Запомнилось, как я, по приказу Лёвика выйдя в приемную, послал на… первого попавшегося
посетителя — просто так, подхлестнуть «авторский тонус» высеченной искрой, взглядом
случайного незнакомца. Да и вчера — я же как-то зашел сюда, вряд ли меня несли до
дивана комнаты отдыха. А сегодня пиршествую здесь в последний раз.
Это сигнализирующее
мне ощущение паровозом потянуло другое, еще более грустное, тоскливое: чувство финала.
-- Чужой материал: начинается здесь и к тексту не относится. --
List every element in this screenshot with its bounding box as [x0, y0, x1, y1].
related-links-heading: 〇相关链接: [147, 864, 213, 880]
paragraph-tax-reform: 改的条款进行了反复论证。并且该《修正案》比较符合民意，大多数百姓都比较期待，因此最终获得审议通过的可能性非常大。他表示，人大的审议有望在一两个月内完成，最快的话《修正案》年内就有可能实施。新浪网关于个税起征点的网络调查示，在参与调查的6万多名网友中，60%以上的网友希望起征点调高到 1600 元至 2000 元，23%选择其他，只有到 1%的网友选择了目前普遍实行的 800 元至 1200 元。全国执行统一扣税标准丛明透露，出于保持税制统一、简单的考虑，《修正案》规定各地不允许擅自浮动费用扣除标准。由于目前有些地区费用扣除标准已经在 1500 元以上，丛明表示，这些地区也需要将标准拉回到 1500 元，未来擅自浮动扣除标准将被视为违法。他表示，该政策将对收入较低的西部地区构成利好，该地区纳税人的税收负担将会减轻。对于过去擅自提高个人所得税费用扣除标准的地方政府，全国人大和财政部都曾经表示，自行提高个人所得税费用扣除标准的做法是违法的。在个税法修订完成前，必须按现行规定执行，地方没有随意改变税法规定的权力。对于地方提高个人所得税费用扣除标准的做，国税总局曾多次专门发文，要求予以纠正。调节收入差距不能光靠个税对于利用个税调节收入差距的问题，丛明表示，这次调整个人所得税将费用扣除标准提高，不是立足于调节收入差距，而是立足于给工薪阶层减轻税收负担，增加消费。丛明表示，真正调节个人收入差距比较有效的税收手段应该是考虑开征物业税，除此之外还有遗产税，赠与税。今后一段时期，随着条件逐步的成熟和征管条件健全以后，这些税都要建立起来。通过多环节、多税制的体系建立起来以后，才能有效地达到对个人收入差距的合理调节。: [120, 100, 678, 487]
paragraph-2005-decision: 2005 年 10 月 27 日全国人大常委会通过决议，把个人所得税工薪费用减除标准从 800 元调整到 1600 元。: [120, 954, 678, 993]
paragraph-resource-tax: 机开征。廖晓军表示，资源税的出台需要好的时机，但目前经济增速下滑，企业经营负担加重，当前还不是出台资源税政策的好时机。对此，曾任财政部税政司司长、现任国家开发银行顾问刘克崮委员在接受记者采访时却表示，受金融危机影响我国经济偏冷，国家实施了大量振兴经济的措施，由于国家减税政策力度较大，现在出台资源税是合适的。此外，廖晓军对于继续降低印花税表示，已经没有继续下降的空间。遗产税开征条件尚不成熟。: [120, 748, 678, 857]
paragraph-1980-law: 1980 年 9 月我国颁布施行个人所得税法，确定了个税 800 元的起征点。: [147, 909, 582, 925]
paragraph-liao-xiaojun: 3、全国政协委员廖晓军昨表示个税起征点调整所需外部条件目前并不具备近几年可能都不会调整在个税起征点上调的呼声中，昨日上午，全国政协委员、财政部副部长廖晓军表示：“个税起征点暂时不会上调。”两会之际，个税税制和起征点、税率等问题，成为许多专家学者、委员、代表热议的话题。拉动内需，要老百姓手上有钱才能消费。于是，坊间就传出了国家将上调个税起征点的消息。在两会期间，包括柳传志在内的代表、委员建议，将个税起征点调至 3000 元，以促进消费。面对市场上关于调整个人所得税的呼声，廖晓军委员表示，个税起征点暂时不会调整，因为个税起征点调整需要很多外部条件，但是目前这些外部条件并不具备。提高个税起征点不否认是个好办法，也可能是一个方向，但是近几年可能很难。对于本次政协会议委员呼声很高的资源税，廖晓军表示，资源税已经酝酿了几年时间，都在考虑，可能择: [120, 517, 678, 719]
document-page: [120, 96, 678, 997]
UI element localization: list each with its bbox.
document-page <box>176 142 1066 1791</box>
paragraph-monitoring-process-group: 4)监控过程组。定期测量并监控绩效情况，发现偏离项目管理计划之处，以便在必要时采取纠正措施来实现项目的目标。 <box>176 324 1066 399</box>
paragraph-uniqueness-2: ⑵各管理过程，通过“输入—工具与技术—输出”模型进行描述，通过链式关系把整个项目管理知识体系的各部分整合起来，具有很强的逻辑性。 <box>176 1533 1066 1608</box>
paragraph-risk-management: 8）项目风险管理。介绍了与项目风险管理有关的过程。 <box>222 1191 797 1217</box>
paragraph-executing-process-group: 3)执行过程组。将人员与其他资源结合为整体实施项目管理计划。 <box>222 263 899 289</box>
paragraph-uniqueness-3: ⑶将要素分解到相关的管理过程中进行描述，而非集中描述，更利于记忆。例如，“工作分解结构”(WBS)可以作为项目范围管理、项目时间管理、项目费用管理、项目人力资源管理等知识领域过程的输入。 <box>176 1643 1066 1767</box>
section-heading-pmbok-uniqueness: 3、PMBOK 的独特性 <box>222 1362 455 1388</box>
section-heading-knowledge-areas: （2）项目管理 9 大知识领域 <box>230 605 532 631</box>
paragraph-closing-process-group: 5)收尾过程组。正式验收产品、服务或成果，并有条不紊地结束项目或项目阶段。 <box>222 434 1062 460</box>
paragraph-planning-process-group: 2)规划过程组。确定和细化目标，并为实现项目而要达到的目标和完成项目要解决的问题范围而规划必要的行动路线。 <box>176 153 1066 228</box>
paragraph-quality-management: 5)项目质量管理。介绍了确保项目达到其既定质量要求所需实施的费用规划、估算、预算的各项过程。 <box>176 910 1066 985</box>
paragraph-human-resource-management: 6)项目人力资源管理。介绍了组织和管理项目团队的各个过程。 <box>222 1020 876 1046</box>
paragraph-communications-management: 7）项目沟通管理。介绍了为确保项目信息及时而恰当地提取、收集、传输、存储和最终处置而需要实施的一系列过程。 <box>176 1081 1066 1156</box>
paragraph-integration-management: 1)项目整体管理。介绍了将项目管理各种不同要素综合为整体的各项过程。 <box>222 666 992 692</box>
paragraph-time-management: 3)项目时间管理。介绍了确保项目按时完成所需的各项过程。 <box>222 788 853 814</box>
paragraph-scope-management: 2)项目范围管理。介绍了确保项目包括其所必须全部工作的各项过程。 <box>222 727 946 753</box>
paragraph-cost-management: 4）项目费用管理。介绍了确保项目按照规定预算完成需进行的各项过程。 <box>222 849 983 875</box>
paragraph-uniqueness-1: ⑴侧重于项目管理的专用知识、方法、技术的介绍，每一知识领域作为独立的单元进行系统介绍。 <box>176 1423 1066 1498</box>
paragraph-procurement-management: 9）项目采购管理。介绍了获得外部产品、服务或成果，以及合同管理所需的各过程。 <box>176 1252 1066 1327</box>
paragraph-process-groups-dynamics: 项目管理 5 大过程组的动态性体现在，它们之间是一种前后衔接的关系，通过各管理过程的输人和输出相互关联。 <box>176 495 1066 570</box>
Вроде и Лёвик вчера, отыграв песни Федры, разрулив все конфликты, доведя презентацию
книги «Федра. Танцуют все, пленных не брать!» до удачного завершения, заметно погрустнел.
Да-да! Я же и напился так сильно (собирай оправдания, алкаш) — из-за того разлития
грусти и… одного Большого Вопроса, повисшего среди вчерашних щитов с плакатами,
рекламных растяжек невидимым миру билбордом: «А дальше-то что?!» Ну сдали книгу-памятник,
и…
— Мария
Макаровна, а Лев что, зачтет это и как новогодний корпоратив?
Оглянулся
к ней, наверно, с таким вопрошающим взглядом, что Мария решила пояснить:
—Извините,
Александр Петрович, я должна просмотреть все трансляции. Не вчерашними вечерними
нарядами, прическами любуюсь (телепат!), видите, галочки в списке проставляю. Телеканалы,
вы, может, в курсе, бывает, очень жульничают. Получат плату за пять трансляций по
полминуты, а выдают три по двадцать… секунд.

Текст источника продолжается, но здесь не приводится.